"The simple ulcer or the healing sore is very apt to become a weak ulcer as the result of defective blood-supply, either from too small a quantity of blood being sent to the part, as in cases where the vessels are diseased, or from deficient quality of blood, for example, during the progress of some constitutional disease. In this form of ulcer the granulations become smooth and somewhat yellowish, the secretion thin and small in amount, and very apt to scab, and the edges pale and flat. In other cases of weak ulcer the granulations become cedematous, and this is more especially the case where there is some general cause of oedema or some local interference with the circulation, such as compression of veins from the contraction of the sore, etc.
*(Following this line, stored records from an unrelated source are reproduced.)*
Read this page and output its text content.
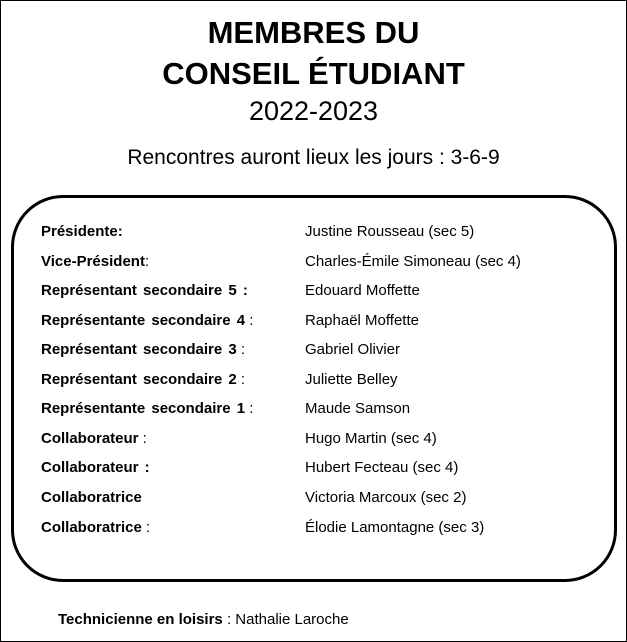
MEMBRES DU
CONSEIL ÉTUDIANT
2022-2023
Rencontres auront lieux les jours : 3-6-9
Présidente:	Justine Rousseau (sec 5)
Vice-Président:	Charles-Émile Simoneau (sec 4)
Représentant secondaire 5 :	Edouard Moffette
Représentante secondaire 4 :	Raphaël Moffette
Représentant secondaire 3 :	Gabriel Olivier
Représentant secondaire 2 :	Juliette Belley
Représentante secondaire 1 :	Maude Samson
Collaborateur :	Hugo Martin (sec 4)
Collaborateur :	Hubert Fecteau (sec 4)
Collaboratrice	Victoria Marcoux (sec 2)
Collaboratrice :	Élodie Lamontagne (sec 3)
Technicienne en loisirs : Nathalie Laroche
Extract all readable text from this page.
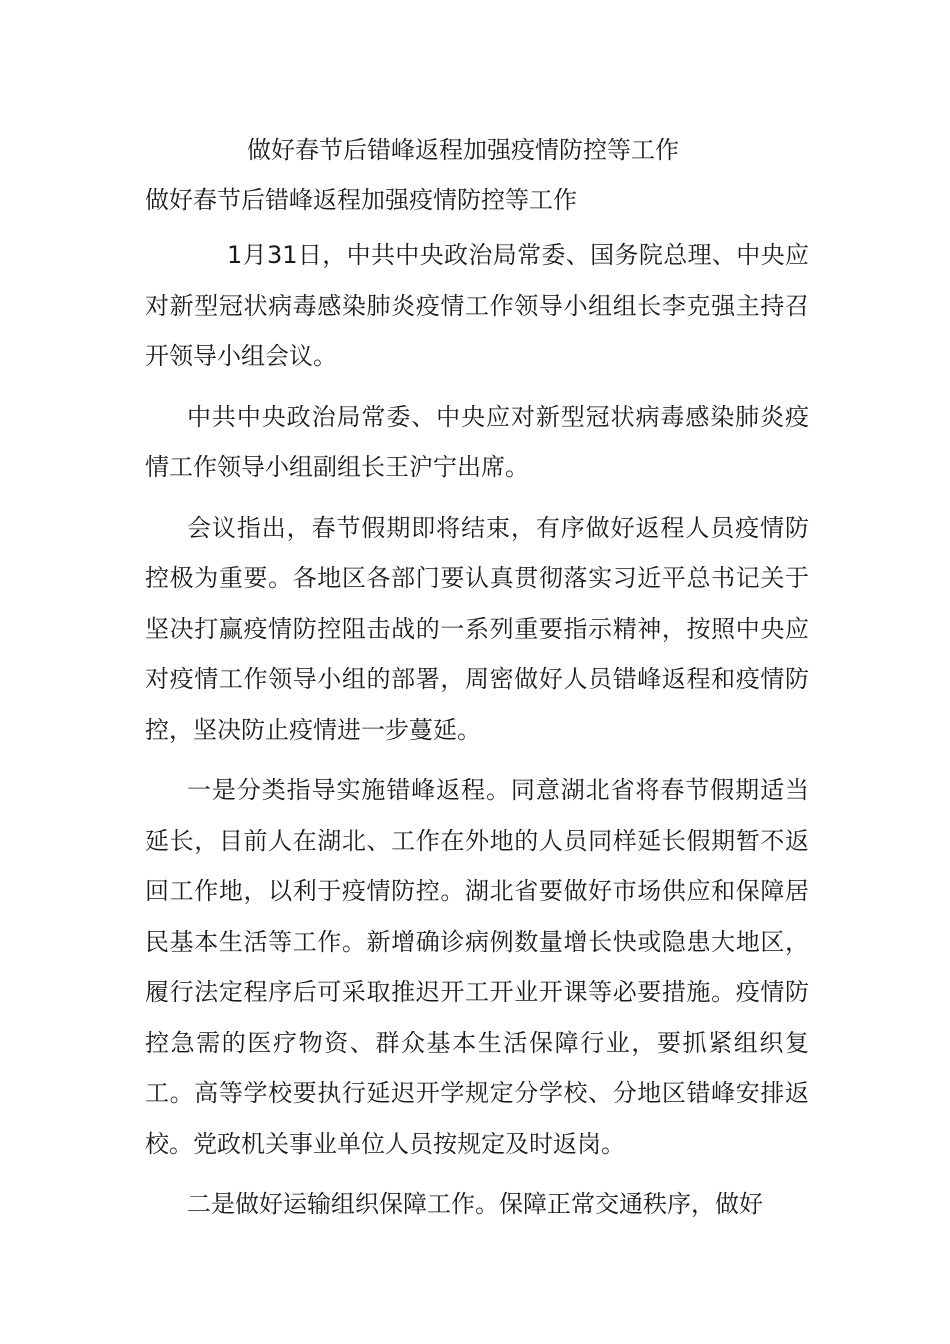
做好春节后错峰返程加强疫情防控等工作
做好春节后错峰返程加强疫情防控等工作

1月31日，中共中央政治局常委、国务院总理、中央应对新型冠状病毒感染肺炎疫情工作领导小组组长李克强主持召开领导小组会议。

中共中央政治局常委、中央应对新型冠状病毒感染肺炎疫情工作领导小组副组长王沪宁出席。

会议指出，春节假期即将结束，有序做好返程人员疫情防控极为重要。各地区各部门要认真贯彻落实习近平总书记关于坚决打赢疫情防控阻击战的一系列重要指示精神，按照中央应对疫情工作领导小组的部署，周密做好人员错峰返程和疫情防控，坚决防止疫情进一步蔓延。

一是分类指导实施错峰返程。同意湖北省将春节假期适当延长，目前人在湖北、工作在外地的人员同样延长假期暂不返回工作地，以利于疫情防控。湖北省要做好市场供应和保障居民基本生活等工作。新增确诊病例数量增长快或隐患大地区，履行法定程序后可采取推迟开工开业开课等必要措施。疫情防控急需的医疗物资、群众基本生活保障行业，要抓紧组织复工。高等学校要执行延迟开学规定分学校、分地区错峰安排返校。党政机关事业单位人员按规定及时返岗。

二是做好运输组织保障工作。保障正常交通秩序，做好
Or again, we have another form of weak ulcer, where the granulations show excessive growth. This is chiefly the case where the ulceration is due to inability of the sore to contract. In such cases the granulations become prominent, vascular, soft, and bleed readily, and we have the condition which is popularly spoken of as 'proud flesh'.

"These simple ulcers again may become attacked with some septic virus which leads to what is called the phagedsenic ulcer. In the latter case the ulcer becomes covered with grayish pulpy material, which rapidly infiltrates the surrounding skin and cellular tissue, and extends both superficially and deeply at the bottom of the sore, leading to extensive and very rapid destruction of the part, and not uncommonly to the death of the patient." - Watson Cheyne.


In the treatment of ulcers, as in the treatment of wounds, it is desirable to remove all causes of irritation, and especially the septic discharge with which they are usually covered. In this connection the antiseptic method applied to wounds must be resorted to here. The hair must be removed from around the ulcer, and the skin cleansed and rendered aseptic. The ulcer must then be disinfected. This may be accomplished either by the application of a solution of chloride of zinc (40 grains to the ounce), or by touching the surface with nitrate of silver, or by scraping away the septic granulations and subsequently applying undiluted carbolic acid. Following this, the wound should be dressed every day with boracic-acid ointment, half strength, and covered with three or four layers of boracic-acid lint. In some cases of callous ulcer, gentle pressure will be found of service where bandages can be applied, or a mild blister to the edges of the wound may hasten the healing process. In long-standing cases, the actual cautery may be lightly applied to the surface of the sore with good result, followed by the application of boric-acid dressings.

Specific Infective Ulcers are the result of the action of pathogenic or disease-producing bacteria. The more common examples in the horse are seen in that form of glanders termed farcy. Recently a contagious form of lymphangitis has been introduced into this country from South Africa, in which specific ulceration of the skin is a leading feature of the affection.

Maladie du Coit, a venereal disease prevailing on the Continent and but seldom seen in this country, offers another example of this class of ulcer.

For particulars of these ailments, refer to them under their respective headings.